By Guest Blogger Amanda Nardozzi, recent Utica College graduate
When you first set foot on your college campus, you will begin the most wonderful four years of your life. You will make memories and friends that last a lifetime. There will definitely be moments where things get stressful and you feel like quittin’, but hang in there — it is so worth it in the end. As a new graduate looking back, I’d like to share things I have learned along the way that I wish I had known as an incoming freshman.
- How to figure out your schedule. This was one of my main concerns coming into my first year. I wasn’t sure what to take or how many classes I needed for my major. Usually during your first couple of years you need to complete general education courses such as English, math, and science.
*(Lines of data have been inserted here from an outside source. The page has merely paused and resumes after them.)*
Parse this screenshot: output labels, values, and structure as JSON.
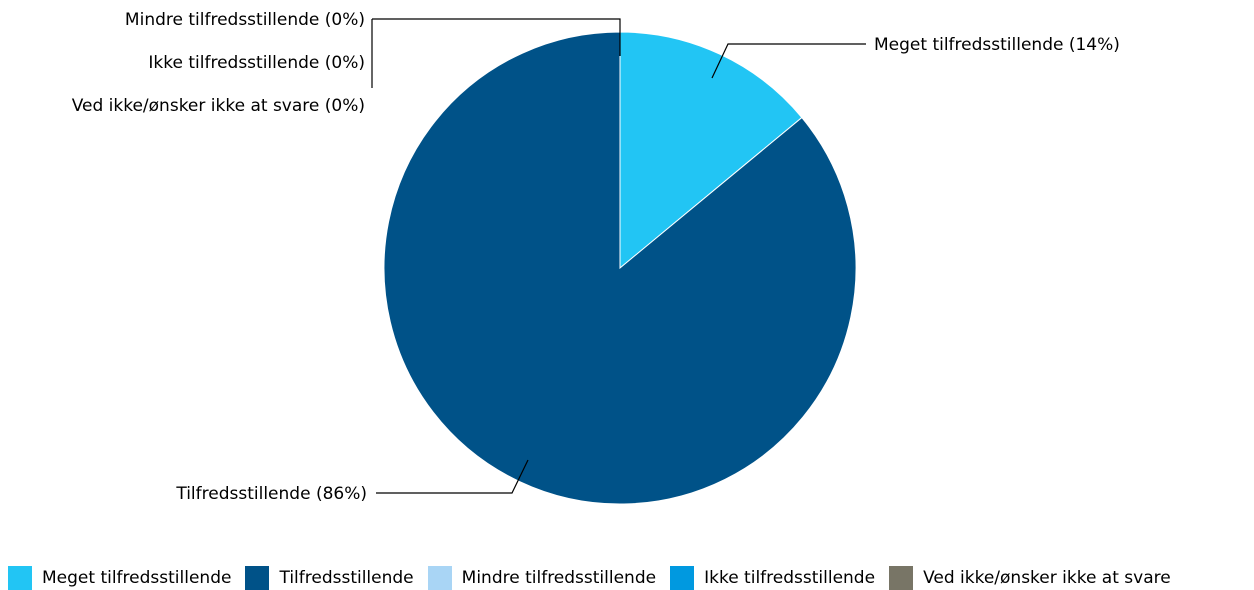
{
  "chart_data": {
    "type": "pie",
    "slices": [
      {
        "name": "Meget tilfredsstillende",
        "value": 14,
        "color": "#22c5f4",
        "label": "Meget tilfredsstillende (14%)"
      },
      {
        "name": "Tilfredsstillende",
        "value": 86,
        "color": "#005288",
        "label": "Tilfredsstillende (86%)"
      },
      {
        "name": "Mindre tilfredsstillende",
        "value": 0,
        "color": "#a9d5f5",
        "label": "Mindre tilfredsstillende (0%)"
      },
      {
        "name": "Ikke tilfredsstillende",
        "value": 0,
        "color": "#0099e0",
        "label": "Ikke tilfredsstillende (0%)"
      },
      {
        "name": "Ved ikke/ønsker ikke at svare",
        "value": 0,
        "color": "#787566",
        "label": "Ved ikke/ønsker ikke at svare (0%)"
      }
    ],
    "legend_position": "bottom"
  }
}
I know it seems like high school all over again, but once you get through those, it gets a lot better. To find the right classes, I recommend you research the courses on your school’s website, and ask your advisor for guidance.
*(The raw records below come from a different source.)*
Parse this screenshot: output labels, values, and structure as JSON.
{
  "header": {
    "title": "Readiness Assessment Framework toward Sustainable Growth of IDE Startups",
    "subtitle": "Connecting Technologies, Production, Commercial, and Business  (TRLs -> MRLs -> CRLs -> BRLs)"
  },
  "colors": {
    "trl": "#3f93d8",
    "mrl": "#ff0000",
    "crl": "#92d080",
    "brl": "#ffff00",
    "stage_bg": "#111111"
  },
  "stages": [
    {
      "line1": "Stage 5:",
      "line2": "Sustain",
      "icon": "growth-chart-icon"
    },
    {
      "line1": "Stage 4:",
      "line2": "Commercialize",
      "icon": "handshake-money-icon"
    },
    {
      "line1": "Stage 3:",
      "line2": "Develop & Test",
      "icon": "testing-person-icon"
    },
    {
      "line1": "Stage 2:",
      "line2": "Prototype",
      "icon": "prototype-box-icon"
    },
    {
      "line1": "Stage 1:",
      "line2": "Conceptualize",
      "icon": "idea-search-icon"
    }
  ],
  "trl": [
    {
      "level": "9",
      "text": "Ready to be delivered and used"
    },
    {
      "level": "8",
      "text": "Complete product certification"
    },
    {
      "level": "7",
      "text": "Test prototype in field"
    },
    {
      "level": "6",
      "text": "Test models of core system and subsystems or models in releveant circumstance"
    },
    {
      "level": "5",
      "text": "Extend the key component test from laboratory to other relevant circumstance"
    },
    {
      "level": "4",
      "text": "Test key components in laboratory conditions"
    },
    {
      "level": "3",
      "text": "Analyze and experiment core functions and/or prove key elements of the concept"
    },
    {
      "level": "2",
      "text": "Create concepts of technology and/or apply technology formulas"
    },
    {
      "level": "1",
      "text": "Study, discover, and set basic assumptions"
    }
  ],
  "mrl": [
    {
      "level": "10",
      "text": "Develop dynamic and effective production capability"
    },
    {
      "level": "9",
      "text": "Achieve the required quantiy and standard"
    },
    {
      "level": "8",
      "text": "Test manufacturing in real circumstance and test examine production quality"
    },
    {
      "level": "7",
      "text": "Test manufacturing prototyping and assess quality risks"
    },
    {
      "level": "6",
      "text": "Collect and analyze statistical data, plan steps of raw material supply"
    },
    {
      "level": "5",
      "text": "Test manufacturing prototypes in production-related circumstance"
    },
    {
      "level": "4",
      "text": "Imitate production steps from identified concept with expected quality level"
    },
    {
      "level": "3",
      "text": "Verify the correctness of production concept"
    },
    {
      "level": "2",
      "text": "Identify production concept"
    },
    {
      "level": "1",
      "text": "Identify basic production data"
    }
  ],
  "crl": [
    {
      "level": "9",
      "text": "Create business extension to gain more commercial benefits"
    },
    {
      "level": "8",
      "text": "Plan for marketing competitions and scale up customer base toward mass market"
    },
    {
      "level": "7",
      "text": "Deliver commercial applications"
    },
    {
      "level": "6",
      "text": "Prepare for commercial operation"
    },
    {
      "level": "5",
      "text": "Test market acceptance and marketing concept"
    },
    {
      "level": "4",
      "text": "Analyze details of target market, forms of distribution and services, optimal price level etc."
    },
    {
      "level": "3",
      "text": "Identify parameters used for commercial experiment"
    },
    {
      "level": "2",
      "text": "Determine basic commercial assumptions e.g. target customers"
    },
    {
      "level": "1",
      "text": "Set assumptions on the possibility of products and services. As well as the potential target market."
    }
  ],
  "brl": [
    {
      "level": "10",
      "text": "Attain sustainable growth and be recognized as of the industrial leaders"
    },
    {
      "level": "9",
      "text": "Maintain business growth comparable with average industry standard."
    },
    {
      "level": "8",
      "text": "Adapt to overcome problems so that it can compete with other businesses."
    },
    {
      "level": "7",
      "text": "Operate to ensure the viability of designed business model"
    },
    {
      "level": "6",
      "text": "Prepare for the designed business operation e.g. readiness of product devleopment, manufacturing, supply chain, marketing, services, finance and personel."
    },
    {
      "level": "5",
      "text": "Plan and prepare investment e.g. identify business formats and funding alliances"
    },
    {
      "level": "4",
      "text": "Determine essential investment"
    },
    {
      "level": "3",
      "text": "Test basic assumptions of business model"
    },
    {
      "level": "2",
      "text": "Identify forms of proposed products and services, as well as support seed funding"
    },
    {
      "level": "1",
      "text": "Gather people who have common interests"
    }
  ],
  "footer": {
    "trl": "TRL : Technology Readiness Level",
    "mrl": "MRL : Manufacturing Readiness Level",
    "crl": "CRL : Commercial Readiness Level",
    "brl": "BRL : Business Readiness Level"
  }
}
- College is a whole new level of independence. No more having to ask permission to leave the classroom to use the bathroom. Professors will treat you like an adult, which means if you don’t show up for class it’s your responsibility to find out what you missed. Living in a dorm is honestly like living on your own– you don’t have to report back to anyone but yourself, although I do not recommend staying out all night when you have an 8 a.m. class the next morning. It is the greatest feeling to finally be independent and be considered an adult. Now you have to act like one!
- Renting textbooks can save your life… and your wallet. Who wants to spend $200 on a book you will only open a couple of times? Renting textbooks works just the same and will save you so much money. Places like Amazon and Chegg are my top picks for cheap textbook rentals.
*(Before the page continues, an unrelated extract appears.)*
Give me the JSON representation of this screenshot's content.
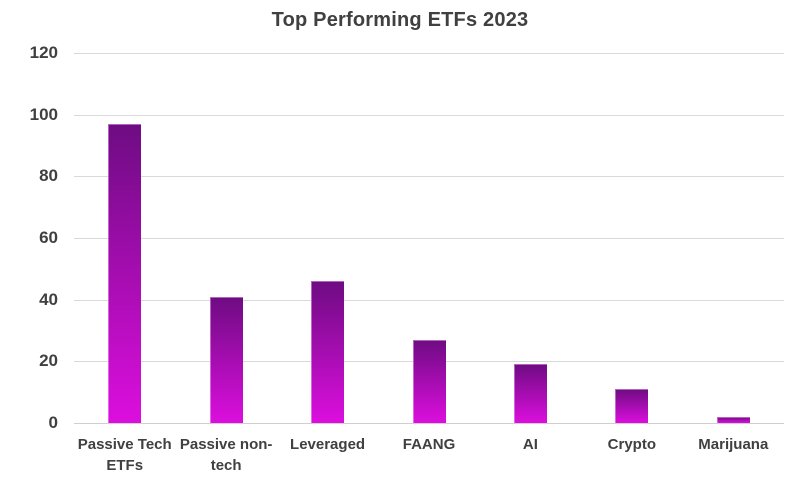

- Orientation is an opportunity. Coming into a place where you don’t know anyone can be intimidating, but you will find everyone so welcoming and friendly that your nerves will fade away. During orientation, you will meet many people, some of whom you will stay friends with and some you won’t, and that is okay. It is a time for you to get comfortable with your campus and the people who will be with you for the next four years. Orientation is designed to push you out of your comfort zone, because that is what college does. You won’t be able to grow unless you push your boundaries.
- Greek life is not like what you see in the movies. If your school has an active Greek life, I highly encourage getting involved. It is not at all like the stereotypes you see in the movies — it is so much more than that. Not only do you meet people who share your values, but you also learn so much about yourself and get more involved in the community. Greek life is a lot of responsibility and a commitment, but it is well worth it for all that you will take away.
- Professors really do care. Sometimes you may think that your professors don’t care about you as a student, especially if you attend a school where classes are held in huge lecture halls, but that is not the case. Professors have office hours for a reason, so they can help you succeed and do your best. Take advantage of them, and don’t be afraid to ask for help.
- Changing your major is not the end of the world. I started off with a major in physical therapy, but when I started taking courses related to it, I soon realized I hated every single class and knew I needed to do something about it. If you ever start to experience these feelings, it’s okay — it happens to almost everyone. Once I researched other majors, I discovered public relations, which was the perfect fit for me. If you’re not sure what you want to do, you have plenty of time to figure it out, and trust me, you will.
- Avoid procrastinating. If, like me you usually waited until the night before the due date in high school to complete assignments, be aware that this strategy is not going to work in college. You may think you can get away with it in some of the easier courses, but it will seriously start to affect you in the long run. Try to start assignments at least a week ahead of time, outline what you need to do, and plan your time so that it is not all saved until the last minute. This goes for studying for exams as well — it’s impossible to remember a semester’s worth of material in one night!
- Rely on your advisor. Each student is assigned an academic advisor to help along the way. Advisors are crucial in guiding your academic journey and making sure that each semester runs as smoothly as possible. They will encourage you to challenge yourself and help keep you on track with the correct classes according to your major; they will never let you slip behind. If you find your advisor is not as helpful as you hoped, you can request to change.
- College is about your education, of course, but it’s also about the experience. In those four years you learn so much about yourself, largely because of the people you spend your time with. You are going to make friends and memories that will last a lifetime. They will show you that it is okay to be yourself and that they are along for this journey with you. Cherish every moment because it goes by in a blink of an eye.
If you consider these few tips when starting your college journey, you will be more prepared than most freshmen. Be confident in your ability to succeed and you will have a great college experience!